Sararer: Mir fällt schon auf, dass viele Gegenspieler versuchen, Fouls zu machen und robust reingehen, damit man nicht ins Spiel kommt. Aber das ist ja völlig normal. Diese Spielereien gehört dazu. Aber Trash Talk oder ähnliches gab's überhaupt nicht. Bisher sind sogar alle recht freundlich gewesen, haben im Spiel ein paar Fragen gestellt.

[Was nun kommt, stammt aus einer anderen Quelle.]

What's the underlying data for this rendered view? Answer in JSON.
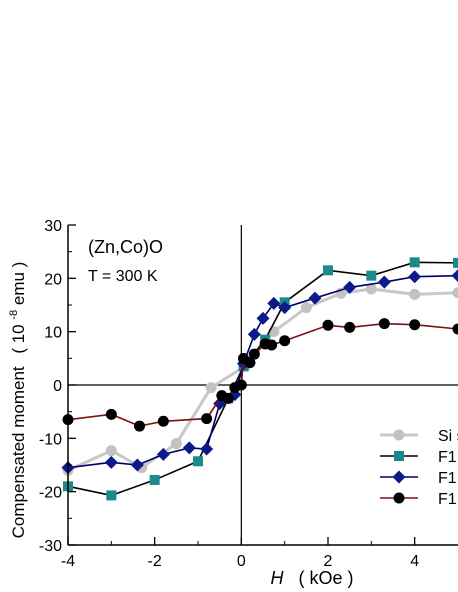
{
  "chart_data": {
    "type": "line",
    "title": "",
    "annotations": {
      "line1": "(Zn,Co)O",
      "line2": "T = 300 K"
    },
    "xlabel": {
      "italic": "H",
      "unit": "( kOe )"
    },
    "ylabel": {
      "main": "Compensated  moment",
      "unit_prefix": "( 10",
      "unit_exp": "-8",
      "unit_suffix": "emu )"
    },
    "xlim": [
      -4,
      5
    ],
    "ylim": [
      -30,
      30
    ],
    "xticks": [
      -4,
      -2,
      0,
      2,
      4
    ],
    "yticks": [
      -30,
      -20,
      -10,
      0,
      10,
      20,
      30
    ],
    "legend_position": "bottom-right",
    "series": [
      {
        "name": "Si s",
        "color": "#c2c2c2",
        "line_color": "#c8c8c8",
        "marker": "circle",
        "points": [
          [
            -4,
            -16
          ],
          [
            -3,
            -12.3
          ],
          [
            -2.3,
            -15.5
          ],
          [
            -1.5,
            -11
          ],
          [
            -0.7,
            -0.5
          ],
          [
            0.1,
            3.6
          ],
          [
            0.75,
            10
          ],
          [
            1.5,
            14.5
          ],
          [
            2.3,
            17.2
          ],
          [
            3,
            18
          ],
          [
            4,
            17
          ],
          [
            5,
            17.3
          ]
        ]
      },
      {
        "name": "F1",
        "color": "#1a8a8a",
        "line_color": "#000000",
        "marker": "square",
        "points": [
          [
            -4,
            -19
          ],
          [
            -3,
            -20.7
          ],
          [
            -2,
            -17.8
          ],
          [
            -1,
            -14.3
          ],
          [
            -0.3,
            -2.5
          ],
          [
            0.05,
            3.5
          ],
          [
            0.55,
            8.5
          ],
          [
            1,
            15.5
          ],
          [
            2,
            21.5
          ],
          [
            3,
            20.5
          ],
          [
            4,
            23
          ],
          [
            5,
            22.9
          ]
        ]
      },
      {
        "name": "F1",
        "color": "#0d1a8a",
        "line_color": "#000066",
        "marker": "diamond",
        "points": [
          [
            -4,
            -15.5
          ],
          [
            -3,
            -14.5
          ],
          [
            -2.4,
            -15
          ],
          [
            -1.8,
            -13
          ],
          [
            -1.2,
            -11.8
          ],
          [
            -0.8,
            -12
          ],
          [
            -0.5,
            -3.5
          ],
          [
            -0.15,
            -1.8
          ],
          [
            0.05,
            4
          ],
          [
            0.3,
            9.5
          ],
          [
            0.5,
            12.5
          ],
          [
            0.75,
            15.3
          ],
          [
            1,
            14.5
          ],
          [
            1.7,
            16.3
          ],
          [
            2.5,
            18.3
          ],
          [
            3.3,
            19.3
          ],
          [
            4,
            20.3
          ],
          [
            5,
            20.5
          ]
        ]
      },
      {
        "name": "F1",
        "color": "#000000",
        "line_color": "#7a1010",
        "marker": "circle",
        "points": [
          [
            -4,
            -6.5
          ],
          [
            -3,
            -5.5
          ],
          [
            -2.35,
            -7.7
          ],
          [
            -1.8,
            -6.8
          ],
          [
            -0.8,
            -6.3
          ],
          [
            -0.45,
            -2
          ],
          [
            -0.3,
            -2.5
          ],
          [
            -0.15,
            -0.5
          ],
          [
            0,
            0
          ],
          [
            0.05,
            5
          ],
          [
            0.2,
            4.2
          ],
          [
            0.3,
            5.8
          ],
          [
            0.55,
            7.7
          ],
          [
            0.7,
            7.5
          ],
          [
            1,
            8.3
          ],
          [
            2,
            11.2
          ],
          [
            2.5,
            10.8
          ],
          [
            3.3,
            11.5
          ],
          [
            4,
            11.3
          ],
          [
            5,
            10.5
          ]
        ]
      }
    ]
  }
}
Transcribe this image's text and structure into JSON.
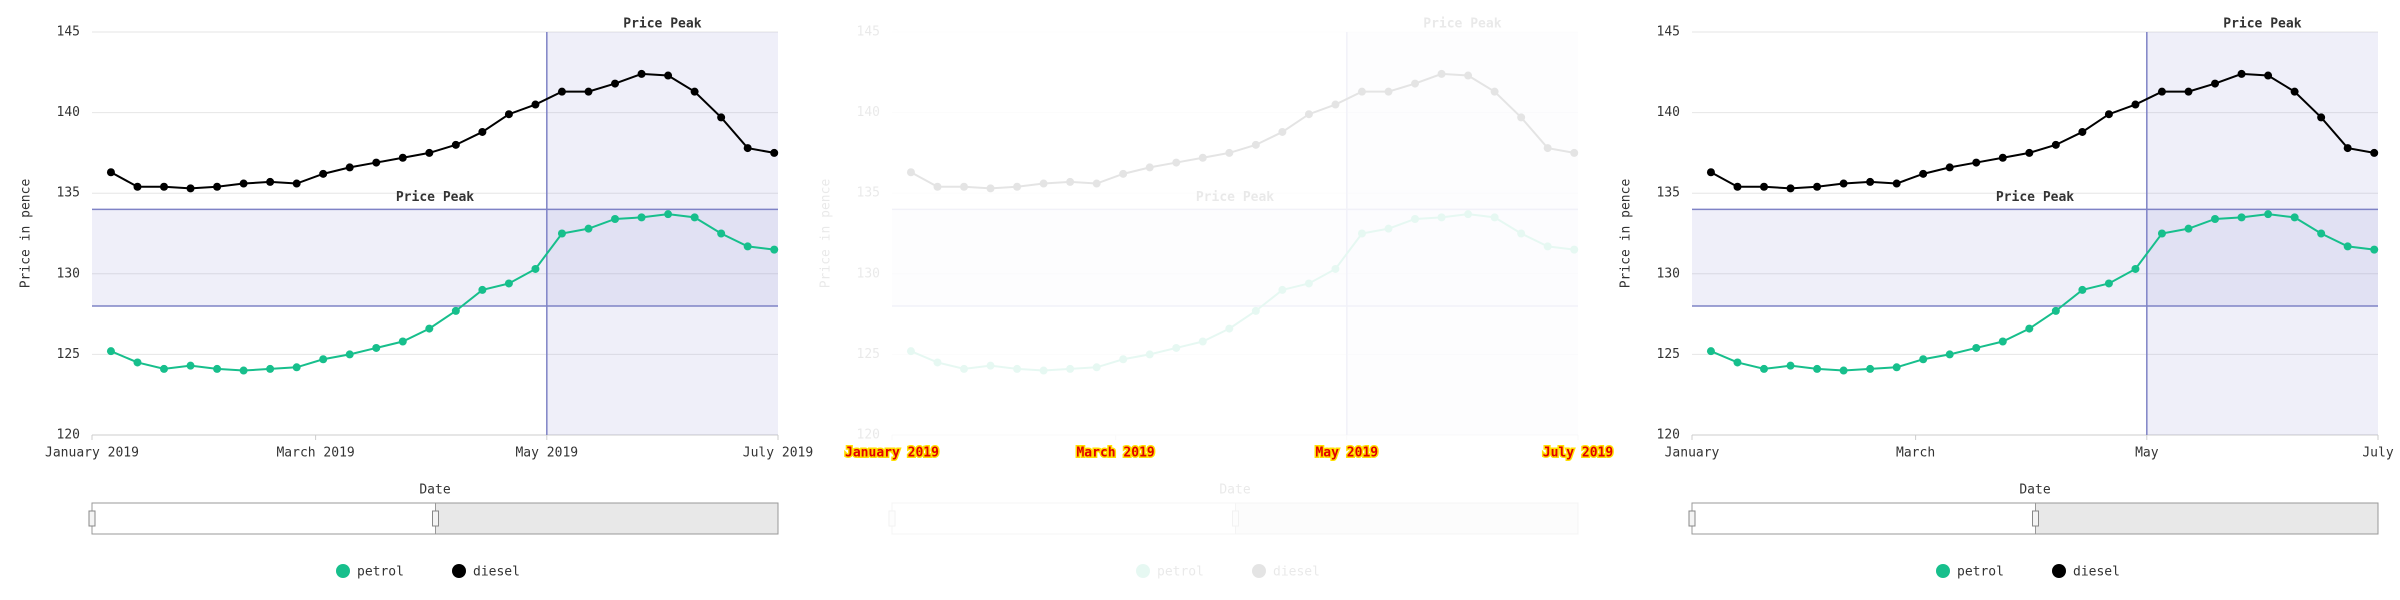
{
  "chart_data": [
    {
      "type": "line",
      "ylabel": "Price in pence",
      "xlabel": "Date",
      "x": [
        "2019-01-06",
        "2019-01-13",
        "2019-01-20",
        "2019-01-27",
        "2019-02-03",
        "2019-02-10",
        "2019-02-17",
        "2019-02-24",
        "2019-03-03",
        "2019-03-10",
        "2019-03-17",
        "2019-03-24",
        "2019-03-31",
        "2019-04-07",
        "2019-04-14",
        "2019-04-21",
        "2019-04-28",
        "2019-05-05",
        "2019-05-12",
        "2019-05-19",
        "2019-05-26",
        "2019-06-02",
        "2019-06-09",
        "2019-06-16",
        "2019-06-23",
        "2019-06-30"
      ],
      "series": [
        {
          "name": "petrol",
          "color": "#17bf8c",
          "values": [
            125.2,
            124.5,
            124.1,
            124.3,
            124.1,
            124.0,
            124.1,
            124.2,
            124.7,
            125.0,
            125.4,
            125.8,
            126.6,
            127.7,
            129.0,
            129.4,
            130.3,
            132.5,
            132.8,
            133.4,
            133.5,
            133.7,
            133.5,
            132.5,
            131.7,
            131.5
          ]
        },
        {
          "name": "diesel",
          "color": "#000000",
          "values": [
            136.3,
            135.4,
            135.4,
            135.3,
            135.4,
            135.6,
            135.7,
            135.6,
            136.2,
            136.6,
            136.9,
            137.2,
            137.5,
            138.0,
            138.8,
            139.9,
            140.5,
            141.3,
            141.3,
            141.8,
            142.4,
            142.3,
            141.3,
            139.7,
            137.8,
            137.5
          ]
        }
      ],
      "xlim": [
        "2019-01-01",
        "2019-07-01"
      ],
      "xticks": [
        {
          "value": "2019-01-01",
          "label": "January 2019"
        },
        {
          "value": "2019-03-01",
          "label": "March 2019"
        },
        {
          "value": "2019-05-01",
          "label": "May 2019"
        },
        {
          "value": "2019-07-01",
          "label": "July 2019"
        }
      ],
      "ylim": [
        120,
        145
      ],
      "yticks": [
        120,
        125,
        130,
        135,
        140,
        145
      ],
      "grid": true,
      "annotations": [
        {
          "type": "x-band",
          "from": "2019-05-01",
          "to": "2019-07-01",
          "label": "Price Peak"
        },
        {
          "type": "y-band",
          "from": 128,
          "to": 134,
          "label": "Price Peak"
        }
      ]
    },
    {
      "type": "line",
      "ylabel": "Price in pence",
      "xlabel": "Date",
      "x": [
        "2019-01-06",
        "2019-01-13",
        "2019-01-20",
        "2019-01-27",
        "2019-02-03",
        "2019-02-10",
        "2019-02-17",
        "2019-02-24",
        "2019-03-03",
        "2019-03-10",
        "2019-03-17",
        "2019-03-24",
        "2019-03-31",
        "2019-04-07",
        "2019-04-14",
        "2019-04-21",
        "2019-04-28",
        "2019-05-05",
        "2019-05-12",
        "2019-05-19",
        "2019-05-26",
        "2019-06-02",
        "2019-06-09",
        "2019-06-16",
        "2019-06-23",
        "2019-06-30"
      ],
      "series": [
        {
          "name": "petrol",
          "color": "#17bf8c",
          "values": [
            125.2,
            124.5,
            124.1,
            124.3,
            124.1,
            124.0,
            124.1,
            124.2,
            124.7,
            125.0,
            125.4,
            125.8,
            126.6,
            127.7,
            129.0,
            129.4,
            130.3,
            132.5,
            132.8,
            133.4,
            133.5,
            133.7,
            133.5,
            132.5,
            131.7,
            131.5
          ]
        },
        {
          "name": "diesel",
          "color": "#000000",
          "values": [
            136.3,
            135.4,
            135.4,
            135.3,
            135.4,
            135.6,
            135.7,
            135.6,
            136.2,
            136.6,
            136.9,
            137.2,
            137.5,
            138.0,
            138.8,
            139.9,
            140.5,
            141.3,
            141.3,
            141.8,
            142.4,
            142.3,
            141.3,
            139.7,
            137.8,
            137.5
          ]
        }
      ],
      "xlim": [
        "2019-01-01",
        "2019-07-01"
      ],
      "xticks": [
        {
          "value": "2019-01-01",
          "label": "January 2019"
        },
        {
          "value": "2019-03-01",
          "label": "March 2019"
        },
        {
          "value": "2019-05-01",
          "label": "May 2019"
        },
        {
          "value": "2019-07-01",
          "label": "July 2019"
        }
      ],
      "ylim": [
        120,
        145
      ],
      "yticks": [
        120,
        125,
        130,
        135,
        140,
        145
      ],
      "grid": true,
      "annotations": [
        {
          "type": "x-band",
          "from": "2019-05-01",
          "to": "2019-07-01",
          "label": "Price Peak"
        },
        {
          "type": "y-band",
          "from": 128,
          "to": 134,
          "label": "Price Peak"
        }
      ]
    },
    {
      "type": "line",
      "ylabel": "Price in pence",
      "xlabel": "Date",
      "x": [
        "2019-01-06",
        "2019-01-13",
        "2019-01-20",
        "2019-01-27",
        "2019-02-03",
        "2019-02-10",
        "2019-02-17",
        "2019-02-24",
        "2019-03-03",
        "2019-03-10",
        "2019-03-17",
        "2019-03-24",
        "2019-03-31",
        "2019-04-07",
        "2019-04-14",
        "2019-04-21",
        "2019-04-28",
        "2019-05-05",
        "2019-05-12",
        "2019-05-19",
        "2019-05-26",
        "2019-06-02",
        "2019-06-09",
        "2019-06-16",
        "2019-06-23",
        "2019-06-30"
      ],
      "series": [
        {
          "name": "petrol",
          "color": "#17bf8c",
          "values": [
            125.2,
            124.5,
            124.1,
            124.3,
            124.1,
            124.0,
            124.1,
            124.2,
            124.7,
            125.0,
            125.4,
            125.8,
            126.6,
            127.7,
            129.0,
            129.4,
            130.3,
            132.5,
            132.8,
            133.4,
            133.5,
            133.7,
            133.5,
            132.5,
            131.7,
            131.5
          ]
        },
        {
          "name": "diesel",
          "color": "#000000",
          "values": [
            136.3,
            135.4,
            135.4,
            135.3,
            135.4,
            135.6,
            135.7,
            135.6,
            136.2,
            136.6,
            136.9,
            137.2,
            137.5,
            138.0,
            138.8,
            139.9,
            140.5,
            141.3,
            141.3,
            141.8,
            142.4,
            142.3,
            141.3,
            139.7,
            137.8,
            137.5
          ]
        }
      ],
      "xlim": [
        "2019-01-01",
        "2019-07-01"
      ],
      "xticks": [
        {
          "value": "2019-01-01",
          "label": "January"
        },
        {
          "value": "2019-03-01",
          "label": "March"
        },
        {
          "value": "2019-05-01",
          "label": "May"
        },
        {
          "value": "2019-07-01",
          "label": "July"
        }
      ],
      "ylim": [
        120,
        145
      ],
      "yticks": [
        120,
        125,
        130,
        135,
        140,
        145
      ],
      "grid": true,
      "annotations": [
        {
          "type": "x-band",
          "from": "2019-05-01",
          "to": "2019-07-01",
          "label": "Price Peak"
        },
        {
          "type": "y-band",
          "from": 128,
          "to": 134,
          "label": "Price Peak"
        }
      ]
    }
  ]
}
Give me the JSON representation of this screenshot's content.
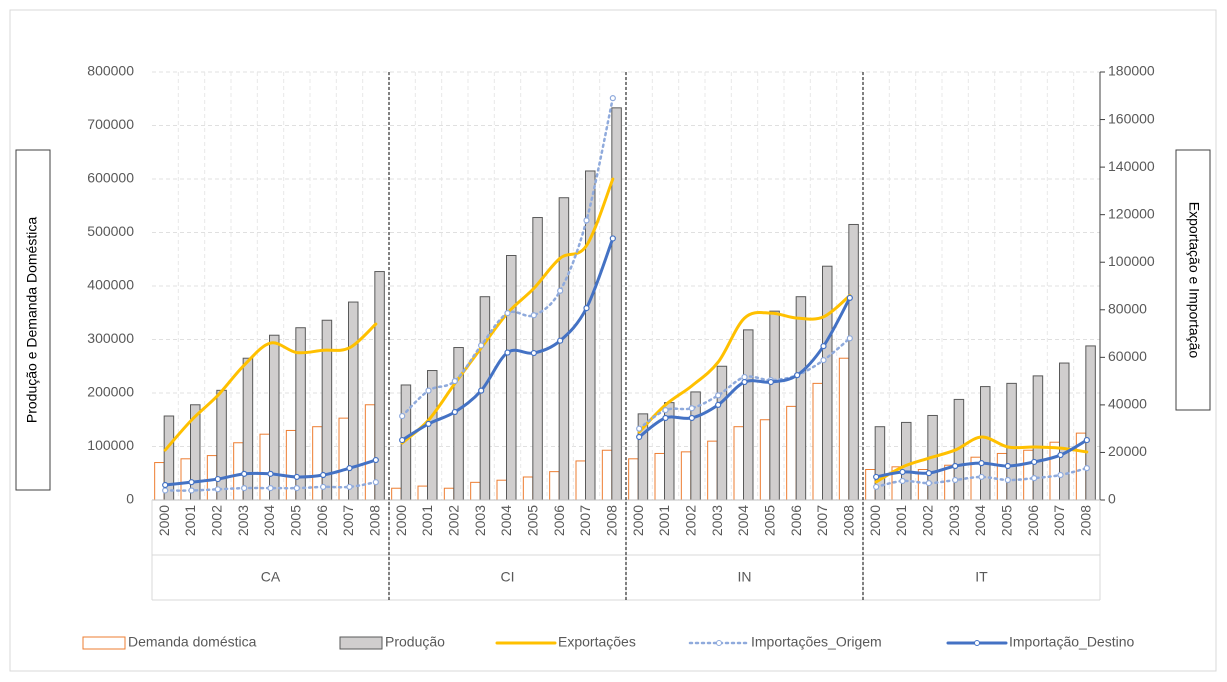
{
  "chart_data": {
    "type": "combo",
    "y_label": "Produção e Demanda Doméstica",
    "y2_label": "Exportação e Importação",
    "groups": [
      "CA",
      "CI",
      "IN",
      "IT"
    ],
    "categories": [
      "2000",
      "2001",
      "2002",
      "2003",
      "2004",
      "2005",
      "2006",
      "2007",
      "2008",
      "2000",
      "2001",
      "2002",
      "2003",
      "2004",
      "2005",
      "2006",
      "2007",
      "2008",
      "2000",
      "2001",
      "2002",
      "2003",
      "2004",
      "2005",
      "2006",
      "2007",
      "2008",
      "2000",
      "2001",
      "2002",
      "2003",
      "2004",
      "2005",
      "2006",
      "2007",
      "2008"
    ],
    "ylim": [
      0,
      800000
    ],
    "yticks": [
      0,
      100000,
      200000,
      300000,
      400000,
      500000,
      600000,
      700000,
      800000
    ],
    "y2lim": [
      0,
      180000
    ],
    "y2ticks": [
      0,
      20000,
      40000,
      60000,
      80000,
      100000,
      120000,
      140000,
      160000,
      180000
    ],
    "grid": true,
    "legend": "bottom",
    "series": [
      {
        "name": "Demanda doméstica",
        "type": "bar",
        "color": "#ed7d31",
        "fill": "#ffffff",
        "values": [
          70000,
          77000,
          83000,
          107000,
          123000,
          130000,
          137000,
          153000,
          178000,
          22000,
          26000,
          22000,
          33000,
          37000,
          43000,
          53000,
          73000,
          93000,
          77000,
          87000,
          90000,
          110000,
          137000,
          150000,
          175000,
          218000,
          265000,
          57000,
          62000,
          57000,
          65000,
          80000,
          87000,
          93000,
          108000,
          125000
        ]
      },
      {
        "name": "Produção",
        "type": "bar",
        "color": "#595959",
        "fill": "#d0cece",
        "values": [
          157000,
          178000,
          205000,
          265000,
          308000,
          322000,
          336000,
          370000,
          427000,
          215000,
          242000,
          285000,
          380000,
          457000,
          528000,
          565000,
          615000,
          733000,
          161000,
          182000,
          202000,
          250000,
          318000,
          353000,
          380000,
          437000,
          515000,
          137000,
          145000,
          158000,
          188000,
          212000,
          218000,
          232000,
          256000,
          288000
        ]
      },
      {
        "name": "Exportações",
        "type": "line",
        "axis": "y2",
        "color": "#ffc000",
        "style": "solid",
        "markers": false,
        "values": [
          21000,
          33600,
          44000,
          56700,
          66000,
          62000,
          63000,
          64000,
          74000,
          24000,
          33600,
          49000,
          64000,
          78600,
          89000,
          101700,
          107000,
          135000,
          28600,
          40000,
          48000,
          58000,
          76500,
          78600,
          76500,
          77000,
          86000,
          7600,
          13900,
          17600,
          21000,
          26500,
          22300,
          22300,
          21800,
          20200
        ]
      },
      {
        "name": "Importações_Origem",
        "type": "line",
        "axis": "y2",
        "color": "#8faadc",
        "style": "dotted",
        "markers": true,
        "values": [
          4000,
          4000,
          4500,
          5000,
          5000,
          5000,
          5500,
          5500,
          7500,
          35300,
          46000,
          50000,
          65000,
          78600,
          77700,
          88000,
          117600,
          169000,
          30000,
          37800,
          38600,
          44000,
          51700,
          50400,
          52500,
          58800,
          68000,
          5500,
          8000,
          7100,
          8400,
          9700,
          8400,
          9200,
          10500,
          13400
        ]
      },
      {
        "name": "Importação_Destino",
        "type": "line",
        "axis": "y2",
        "color": "#4472c4",
        "style": "solid",
        "markers": true,
        "values": [
          6300,
          7500,
          8800,
          11000,
          11000,
          9700,
          10500,
          13400,
          16800,
          25200,
          32000,
          37000,
          46000,
          62000,
          61800,
          67000,
          80700,
          110000,
          26500,
          34500,
          34500,
          40000,
          49600,
          49600,
          52500,
          64700,
          85000,
          9700,
          11800,
          11300,
          14300,
          15500,
          14300,
          16000,
          18900,
          25200
        ]
      }
    ]
  }
}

hessenschau.de: Sie haben noch bis 2026 einen Vertrag in Kassel, haben zum Einstand gesagt, dass Sie mit Kassel irgendwann nochmal eine Liga höher spielen wollen. Momentan sieht es aber nicht danach aus. Und Sie haben diese Saison immer wieder mit kleineren Verletzungen zu kämpfen. Wie lange wollen Sie denn noch spielen?

Sararer: Solange es geht! Ich spiele so lange, bis meiner Körper sagt, es reicht. Auch wenn es sportlich nicht so läuft. Wir hatten eben einen Umbruch, das dauert ein bisschen. Aber mein Ziel bleibt natürlich der Aufstieg.

Das Gespräch führte Bastian Gerling.